From a strategic upstart pov, there's got to be opportunity in smaller businesses in a way that wasn't economically viable before. There's a large chunk of businesses that are too small for any concept of a tech department; it's the owner using wix.com to build their website. This is a different problem all together but generally, in 2026 the fact that website builders are used by business owners to literally build websites, pages, with content, and images positioned, is far from ideal.
Businesses care about outcomes. digital tools are means to an end. A platform that works from that lens with prescription and batteries included is something I want to see and think has latent value. A platform that orients a business around their industry vertical, with prescribed capabilities/goals, then deploys them all in a way that's outcome oriented, the deployment, data, UI, etc are materializations on top of the goal.
Anyway, wanted to get this out before I left the coffee shop. Happy to talk about this more, it's something I've been ruminating on for a while.
also: https://www.wordware.ai is the fastest company to raise some threshold of millions of dollars, something like that, had rapid adoption and they've pivoted their entire company to their new thing https://www.sauna.ai.

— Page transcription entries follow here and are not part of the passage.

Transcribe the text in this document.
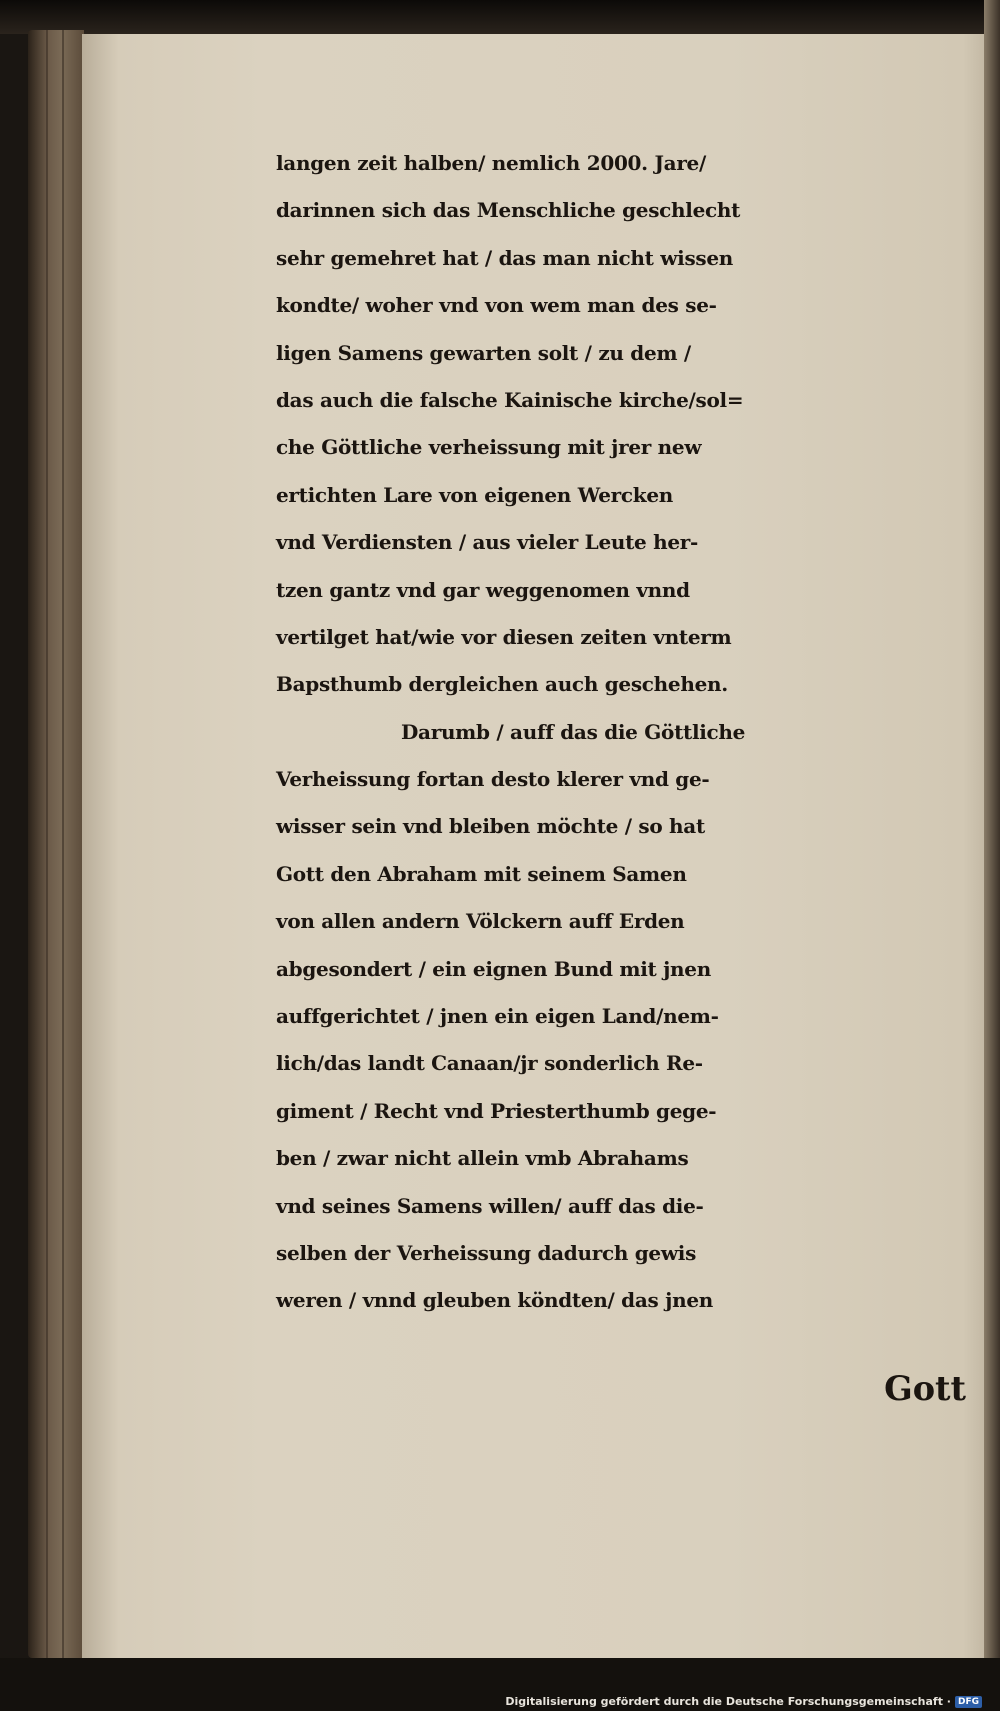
langen zeit halben/ nemlich 2000. Jare/
darinnen sich das Menschliche geschlecht
sehr gemehret hat / das man nicht wissen
kondte/ woher vnd von wem man des se-
ligen Samens gewarten solt / zu dem /
das auch die falsche Kainische kirche/sol=
che Göttliche verheissung mit jrer new
ertichten Lare von eigenen Wercken
vnd Verdiensten / aus vieler Leute her-
tzen gantz vnd gar weggenomen vnnd
vertilget hat/wie vor diesen zeiten vnterm
Bapsthumb dergleichen auch geschehen.
Darumb / auff das die Göttliche
Verheissung fortan desto klerer vnd ge-
wisser sein vnd bleiben möchte / so hat
Gott den Abraham mit seinem Samen
von allen andern Völckern auff Erden
abgesondert / ein eignen Bund mit jnen
auffgerichtet / jnen ein eigen Land/nem-
lich/das landt Canaan/jr sonderlich Re-
giment / Recht vnd Priesterthumb gege-
ben / zwar nicht allein vmb Abrahams
vnd seines Samens willen/ auff das die-
selben der Verheissung dadurch gewis
weren / vnnd gleuben köndten/ das jnen
Gott
Digitalisierung gefördert durch die Deutsche Forschungsgemeinschaft · DFG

it's a good example because they're still very much an AI company, it's just that their initial traction was a "workflow builder" but strategically, they realized nobody wakes up in the morning wanting to build workflows. They want things done.
Sauna is the AI thing that just gets things done. They are betting their entire company on it. I found their story compelling https://www.wordware.ai/story albeit very long-winded =P
hey, thanks a lot for your inputs. It's really helpful. Looking into WordWare story, it's very interesting.